There Is No Night
A Thought on Sunday
There Is No Night
from the desk of Fr. Ignatius Waters CP
Sunday 4th May 2014
Jimmy McCarthy, composer of so many songs including ‘No Frontiers’ and ‘Wonder Child’, has written a new one which he calls ‘There is no night.” When asked by Sean O’Rourke last week how long it took to write it, he said he’s been writing it all his life. There’s been a lot of depression and darkness in his life but he’s come to see it’s all just a preparation for the dawning of day:
The more I know, the more I wonder
From the setting of the sun
To the dawning of the day
And the questions to be asked
Are beyond number.
Only this much for certain I can say
There is no night, but longing for the day.
In the song, he asks where is the warm place to keep him from the cold and where are his children to give him life when he is old? He’s been a dreamer and a wonderer by trade but has found little and learned so little. As a builder of bridges to the beyond, it’s the same story. He’s found little except this: “Only this much can I say for certain: “There is no night but longing for the day.”
But this is a very deep learning. Intended or not, this is Easter learning. This is an Easter song. And has echoes of what is happening in the lovely story in today’s gospel. The two disciples tramping home the whole seven miles to Emmaus were exhausted, depressed, in a very dark place. Probably not much chat. Probably they feel their hearts will never again be warmed by hope. “We had hoped he was the one that would save Israel.” But Jesus is dead. The dream is dead. Maybe it was foolish to hope?
When Jesus joined them on the road, he opened their minds and hearts to see and understand that it had to be this way; that there was meaning in all that had happened. It was necessary for Christ to suffer before entering into his glory. That’s what Moses and the prophets had been saying all along.

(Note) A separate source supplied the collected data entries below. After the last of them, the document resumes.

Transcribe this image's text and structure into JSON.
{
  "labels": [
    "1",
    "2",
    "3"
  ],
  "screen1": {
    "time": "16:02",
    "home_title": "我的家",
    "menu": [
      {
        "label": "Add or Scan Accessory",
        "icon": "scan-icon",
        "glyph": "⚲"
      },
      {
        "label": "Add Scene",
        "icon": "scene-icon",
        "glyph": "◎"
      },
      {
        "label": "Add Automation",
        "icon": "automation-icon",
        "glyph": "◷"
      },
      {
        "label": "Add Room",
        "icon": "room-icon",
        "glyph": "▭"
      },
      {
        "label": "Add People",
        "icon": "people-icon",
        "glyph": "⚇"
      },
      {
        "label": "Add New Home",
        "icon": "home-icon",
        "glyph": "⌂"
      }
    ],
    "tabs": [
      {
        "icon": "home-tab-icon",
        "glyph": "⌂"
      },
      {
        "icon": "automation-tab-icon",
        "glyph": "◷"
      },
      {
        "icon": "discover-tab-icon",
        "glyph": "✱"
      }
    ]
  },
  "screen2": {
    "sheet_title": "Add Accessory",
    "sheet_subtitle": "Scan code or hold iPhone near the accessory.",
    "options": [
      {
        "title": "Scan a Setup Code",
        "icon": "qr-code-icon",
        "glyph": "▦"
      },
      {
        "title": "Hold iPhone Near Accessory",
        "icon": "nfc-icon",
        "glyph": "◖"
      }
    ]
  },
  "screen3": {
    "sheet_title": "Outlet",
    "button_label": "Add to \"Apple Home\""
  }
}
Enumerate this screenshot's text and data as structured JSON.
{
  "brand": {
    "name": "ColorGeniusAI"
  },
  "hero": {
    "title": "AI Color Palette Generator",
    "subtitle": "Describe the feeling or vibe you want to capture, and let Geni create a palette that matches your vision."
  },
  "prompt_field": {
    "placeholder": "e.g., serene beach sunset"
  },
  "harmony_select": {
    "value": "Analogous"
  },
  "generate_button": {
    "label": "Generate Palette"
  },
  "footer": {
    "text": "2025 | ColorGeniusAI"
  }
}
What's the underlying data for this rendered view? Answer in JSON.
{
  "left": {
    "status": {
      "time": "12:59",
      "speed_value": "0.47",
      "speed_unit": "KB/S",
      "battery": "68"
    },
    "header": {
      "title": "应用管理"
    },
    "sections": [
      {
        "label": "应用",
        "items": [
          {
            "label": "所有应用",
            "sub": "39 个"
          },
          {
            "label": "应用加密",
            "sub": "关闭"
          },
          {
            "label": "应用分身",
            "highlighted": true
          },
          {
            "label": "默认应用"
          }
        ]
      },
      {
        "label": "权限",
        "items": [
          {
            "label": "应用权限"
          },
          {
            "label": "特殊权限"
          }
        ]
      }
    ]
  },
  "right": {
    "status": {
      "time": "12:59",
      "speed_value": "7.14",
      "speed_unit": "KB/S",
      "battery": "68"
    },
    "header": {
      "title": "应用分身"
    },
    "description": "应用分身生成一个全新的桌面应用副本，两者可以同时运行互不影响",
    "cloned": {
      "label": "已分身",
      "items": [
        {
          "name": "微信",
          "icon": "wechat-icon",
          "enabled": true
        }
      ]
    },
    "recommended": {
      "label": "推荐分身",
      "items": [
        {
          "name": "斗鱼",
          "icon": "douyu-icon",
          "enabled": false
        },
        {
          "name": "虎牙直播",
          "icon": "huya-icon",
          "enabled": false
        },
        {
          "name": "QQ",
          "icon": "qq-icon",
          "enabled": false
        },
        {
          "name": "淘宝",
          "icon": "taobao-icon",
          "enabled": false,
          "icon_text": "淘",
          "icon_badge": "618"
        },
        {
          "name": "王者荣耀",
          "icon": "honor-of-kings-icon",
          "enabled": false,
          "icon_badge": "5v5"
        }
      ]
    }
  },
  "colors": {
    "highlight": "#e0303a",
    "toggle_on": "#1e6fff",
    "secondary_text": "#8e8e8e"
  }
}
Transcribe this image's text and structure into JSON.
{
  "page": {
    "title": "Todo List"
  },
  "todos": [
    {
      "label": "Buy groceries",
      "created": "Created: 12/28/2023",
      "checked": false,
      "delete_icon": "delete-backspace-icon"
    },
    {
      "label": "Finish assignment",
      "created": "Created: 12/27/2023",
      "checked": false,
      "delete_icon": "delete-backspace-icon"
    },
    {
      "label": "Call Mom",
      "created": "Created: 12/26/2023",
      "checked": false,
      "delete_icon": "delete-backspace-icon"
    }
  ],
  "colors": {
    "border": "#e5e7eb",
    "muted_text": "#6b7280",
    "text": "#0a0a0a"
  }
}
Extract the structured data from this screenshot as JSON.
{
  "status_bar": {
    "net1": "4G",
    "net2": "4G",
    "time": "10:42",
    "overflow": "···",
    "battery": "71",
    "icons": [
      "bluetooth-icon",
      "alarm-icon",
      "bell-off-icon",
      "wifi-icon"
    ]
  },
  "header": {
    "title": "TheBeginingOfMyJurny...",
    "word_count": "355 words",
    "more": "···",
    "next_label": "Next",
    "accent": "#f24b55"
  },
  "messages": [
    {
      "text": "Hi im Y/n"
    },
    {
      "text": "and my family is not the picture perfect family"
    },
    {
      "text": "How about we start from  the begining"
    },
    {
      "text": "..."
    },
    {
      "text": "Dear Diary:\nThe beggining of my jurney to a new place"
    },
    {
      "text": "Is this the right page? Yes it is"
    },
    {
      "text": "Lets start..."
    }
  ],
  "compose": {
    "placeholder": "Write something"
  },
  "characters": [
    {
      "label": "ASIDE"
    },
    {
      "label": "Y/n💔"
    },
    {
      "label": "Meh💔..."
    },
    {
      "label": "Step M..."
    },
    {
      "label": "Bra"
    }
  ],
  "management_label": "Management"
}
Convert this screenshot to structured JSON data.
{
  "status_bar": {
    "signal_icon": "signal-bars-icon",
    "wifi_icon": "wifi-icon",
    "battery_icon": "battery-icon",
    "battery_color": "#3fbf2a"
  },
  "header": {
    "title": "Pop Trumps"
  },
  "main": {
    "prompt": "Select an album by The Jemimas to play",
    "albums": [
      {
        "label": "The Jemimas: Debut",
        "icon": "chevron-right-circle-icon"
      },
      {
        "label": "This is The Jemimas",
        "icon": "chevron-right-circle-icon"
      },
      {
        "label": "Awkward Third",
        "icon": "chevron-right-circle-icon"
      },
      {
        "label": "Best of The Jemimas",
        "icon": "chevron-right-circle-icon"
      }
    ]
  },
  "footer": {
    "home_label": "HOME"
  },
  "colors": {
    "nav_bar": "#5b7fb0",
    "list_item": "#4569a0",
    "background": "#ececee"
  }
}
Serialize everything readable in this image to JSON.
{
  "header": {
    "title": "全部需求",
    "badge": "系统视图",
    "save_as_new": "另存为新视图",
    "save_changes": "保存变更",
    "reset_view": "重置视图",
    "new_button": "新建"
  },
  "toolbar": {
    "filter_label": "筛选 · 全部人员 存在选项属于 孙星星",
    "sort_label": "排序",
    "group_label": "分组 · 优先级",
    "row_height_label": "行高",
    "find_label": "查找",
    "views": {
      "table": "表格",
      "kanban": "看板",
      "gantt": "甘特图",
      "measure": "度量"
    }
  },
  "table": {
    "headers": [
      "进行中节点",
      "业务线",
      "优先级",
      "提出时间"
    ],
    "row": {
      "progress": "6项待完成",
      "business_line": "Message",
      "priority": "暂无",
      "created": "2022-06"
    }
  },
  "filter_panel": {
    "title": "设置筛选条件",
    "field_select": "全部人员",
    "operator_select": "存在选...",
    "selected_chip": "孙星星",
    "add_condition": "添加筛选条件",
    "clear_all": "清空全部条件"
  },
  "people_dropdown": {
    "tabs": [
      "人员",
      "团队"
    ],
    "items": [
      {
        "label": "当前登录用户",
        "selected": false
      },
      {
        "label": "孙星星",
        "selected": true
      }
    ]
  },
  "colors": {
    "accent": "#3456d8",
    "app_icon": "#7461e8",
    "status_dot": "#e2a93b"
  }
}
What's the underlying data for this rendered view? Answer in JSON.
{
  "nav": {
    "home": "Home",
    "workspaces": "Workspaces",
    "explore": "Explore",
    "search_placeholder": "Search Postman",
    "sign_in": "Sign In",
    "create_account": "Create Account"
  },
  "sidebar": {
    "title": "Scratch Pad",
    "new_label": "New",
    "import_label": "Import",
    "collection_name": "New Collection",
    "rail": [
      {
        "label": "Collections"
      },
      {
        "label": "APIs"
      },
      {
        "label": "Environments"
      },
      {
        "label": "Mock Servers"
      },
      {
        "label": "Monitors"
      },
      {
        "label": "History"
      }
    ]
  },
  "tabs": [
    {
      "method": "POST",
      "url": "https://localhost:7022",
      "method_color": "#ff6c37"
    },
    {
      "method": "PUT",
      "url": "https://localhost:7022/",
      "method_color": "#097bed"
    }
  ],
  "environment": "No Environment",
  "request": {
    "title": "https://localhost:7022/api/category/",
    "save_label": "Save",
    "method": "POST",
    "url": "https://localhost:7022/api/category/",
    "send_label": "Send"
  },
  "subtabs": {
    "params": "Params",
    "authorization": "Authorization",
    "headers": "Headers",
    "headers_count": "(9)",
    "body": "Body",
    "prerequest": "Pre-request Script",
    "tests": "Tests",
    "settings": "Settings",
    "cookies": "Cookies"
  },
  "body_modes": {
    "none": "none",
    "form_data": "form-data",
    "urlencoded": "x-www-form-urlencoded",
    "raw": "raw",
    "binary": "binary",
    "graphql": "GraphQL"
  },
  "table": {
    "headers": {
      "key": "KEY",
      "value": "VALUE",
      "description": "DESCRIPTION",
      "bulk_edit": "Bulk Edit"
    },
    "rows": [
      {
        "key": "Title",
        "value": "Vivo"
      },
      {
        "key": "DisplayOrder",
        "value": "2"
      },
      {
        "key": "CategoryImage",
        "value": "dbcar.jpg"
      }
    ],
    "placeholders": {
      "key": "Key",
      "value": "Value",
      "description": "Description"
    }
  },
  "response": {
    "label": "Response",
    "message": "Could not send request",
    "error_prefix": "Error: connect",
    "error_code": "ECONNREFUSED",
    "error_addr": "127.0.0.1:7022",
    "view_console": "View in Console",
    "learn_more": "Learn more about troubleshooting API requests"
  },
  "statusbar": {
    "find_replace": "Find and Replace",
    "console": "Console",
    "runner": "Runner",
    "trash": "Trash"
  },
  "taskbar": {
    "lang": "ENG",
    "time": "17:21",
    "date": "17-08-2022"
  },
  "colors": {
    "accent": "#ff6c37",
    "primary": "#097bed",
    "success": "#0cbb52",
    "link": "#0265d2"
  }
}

As they listen, their hope begins to flicker into life again until they are able to say, “Were not our hearts burning within us as he explained the scriptures to us.”
And because their hearts are changed, everything is changed. They are filled with a whole new energy; it’s no problem at all to walk back the whole seven miles to Jerusalem. In fact, it’s the only thing to do! They almost have to! They have to share the good news! And imagine the joyful chat on that return journey!
All is changed because their hearts are changed. And their hearts are changed by the power of the word they have heard on the road. They had been nourished by the word of God. And nourished, too, by the body of Jesus broken for them and the blood of Jesus poured out for them in the Eucharist.
The Eucharist has the power to do the same for us!